L’indagine, partita dopo le accuse del nuovo cda alla ex presidente Ilaria Gavuglio, si concentra sul bilancio 2023, mentre la Procura mantiene il massimo riserbo sui nomi
La Procura di Genova ha iscritto i primi indagati per falso in bilancio e bancarotta fraudolenta nell’ambito dell’inchiesta sul dissesto dell’azienda di trasporto pubblico Amt, che registra un debito complessivo superiore ai 200 milioni di euro. Al momento i nomi degli indagati non sono stati resi noti, e la Procura mantiene il massimo riserbo.
L’indagine, coordinata dal pm Marcello Maresca e dal procuratore capo Nicola Piacente, era partita a novembre in seguito agli articoli stampa sulle accuse formulate dal nuovo consiglio di amministrazione di Amt nei confronti della ex presidente Ilaria Gavuglio, poi licenziata.

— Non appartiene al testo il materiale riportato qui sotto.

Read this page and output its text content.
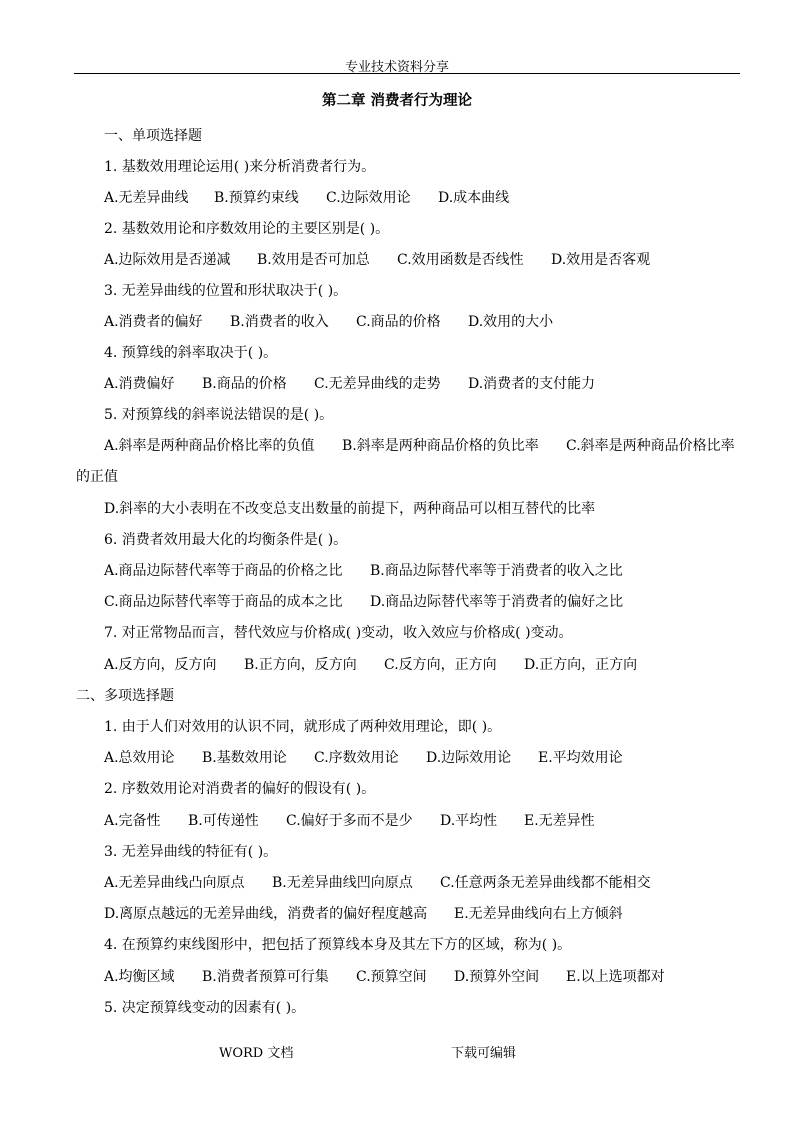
专业技术资料分享
第二章 消费者行为理论
一、单项选择题
1. 基数效用理论运用( )来分析消费者行为。
A.无差异曲线 B.预算约束线 C.边际效用论 D.成本曲线
2. 基数效用论和序数效用论的主要区别是( )。
A.边际效用是否递减 B.效用是否可加总 C.效用函数是否线性 D.效用是否客观
3. 无差异曲线的位置和形状取决于( )。
A.消费者的偏好 B.消费者的收入 C.商品的价格 D.效用的大小
4. 预算线的斜率取决于( )。
A.消费偏好 B.商品的价格 C.无差异曲线的走势 D.消费者的支付能力
5. 对预算线的斜率说法错误的是( )。
A.斜率是两种商品价格比率的负值 B.斜率是两种商品价格的负比率 C.斜率是两种商品价格比率
的正值
D.斜率的大小表明在不改变总支出数量的前提下，两种商品可以相互替代的比率
6. 消费者效用最大化的均衡条件是( )。
A.商品边际替代率等于商品的价格之比 B.商品边际替代率等于消费者的收入之比
C.商品边际替代率等于商品的成本之比 D.商品边际替代率等于消费者的偏好之比
7. 对正常物品而言，替代效应与价格成( )变动，收入效应与价格成( )变动。
A.反方向，反方向 B.正方向，反方向 C.反方向，正方向 D.正方向，正方向
二、多项选择题
1. 由于人们对效用的认识不同，就形成了两种效用理论，即( )。
A.总效用论 B.基数效用论 C.序数效用论 D.边际效用论 E.平均效用论
2. 序数效用论对消费者的偏好的假设有( )。
A.完备性 B.可传递性 C.偏好于多而不是少 D.平均性 E.无差异性
3. 无差异曲线的特征有( )。
A.无差异曲线凸向原点 B.无差异曲线凹向原点 C.任意两条无差异曲线都不能相交
D.离原点越远的无差异曲线，消费者的偏好程度越高 E.无差异曲线向右上方倾斜
4. 在预算约束线图形中，把包括了预算线本身及其左下方的区域，称为( )。
A.均衡区域 B.消费者预算可行集 C.预算空间 D.预算外空间 E.以上选项都对
5. 决定预算线变动的因素有( )。
WORD 文档	下载可编辑
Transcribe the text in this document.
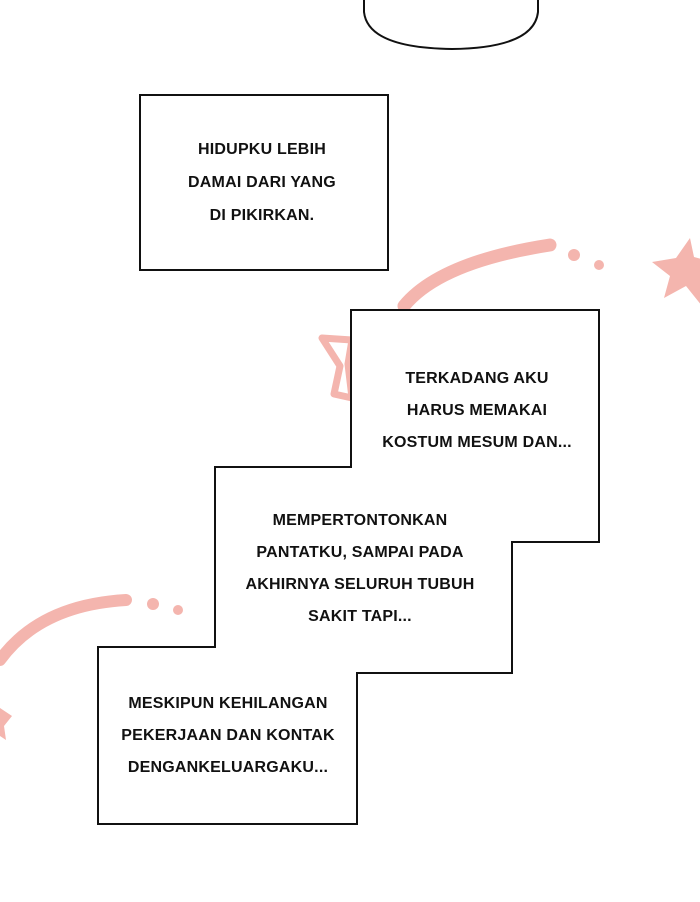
HIDUPKU LEBIH
DAMAI DARI YANG
DI PIKIRKAN.
TERKADANG AKU
HARUS MEMAKAI
KOSTUM MESUM DAN...
MEMPERTONTONKAN
PANTATKU, SAMPAI PADA
AKHIRNYA SELURUH TUBUH
SAKIT TAPI...
MESKIPUN KEHILANGAN
PEKERJAAN DAN KONTAK
DENGANKELUARGAKU...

Il Comune di Genova aveva consegnato il 29 novembre alla Procura, tramite il vice sindaco Alessandro Terrile e il segretario generale Pasquale Criscuolo, una relazione dettagliata firmata dalla sindaca Silvia Salis, contenente la ricostruzione delle anomalie nella gestione dell’azienda da parte del precedente cda dimissionario a fine luglio. Le stesse carte sono state trasmesse anche alla Corte dei conti.
Gli investigatori della Guardia di Finanza si concentrano sul bilancio 2023, l’ultimo approvato. Il reato di bancarotta fraudolenta potrebbe decadere se l’azienda non verrà dichiarata fallita, mentre rimarrebbe perseguibile il falso in bilancio.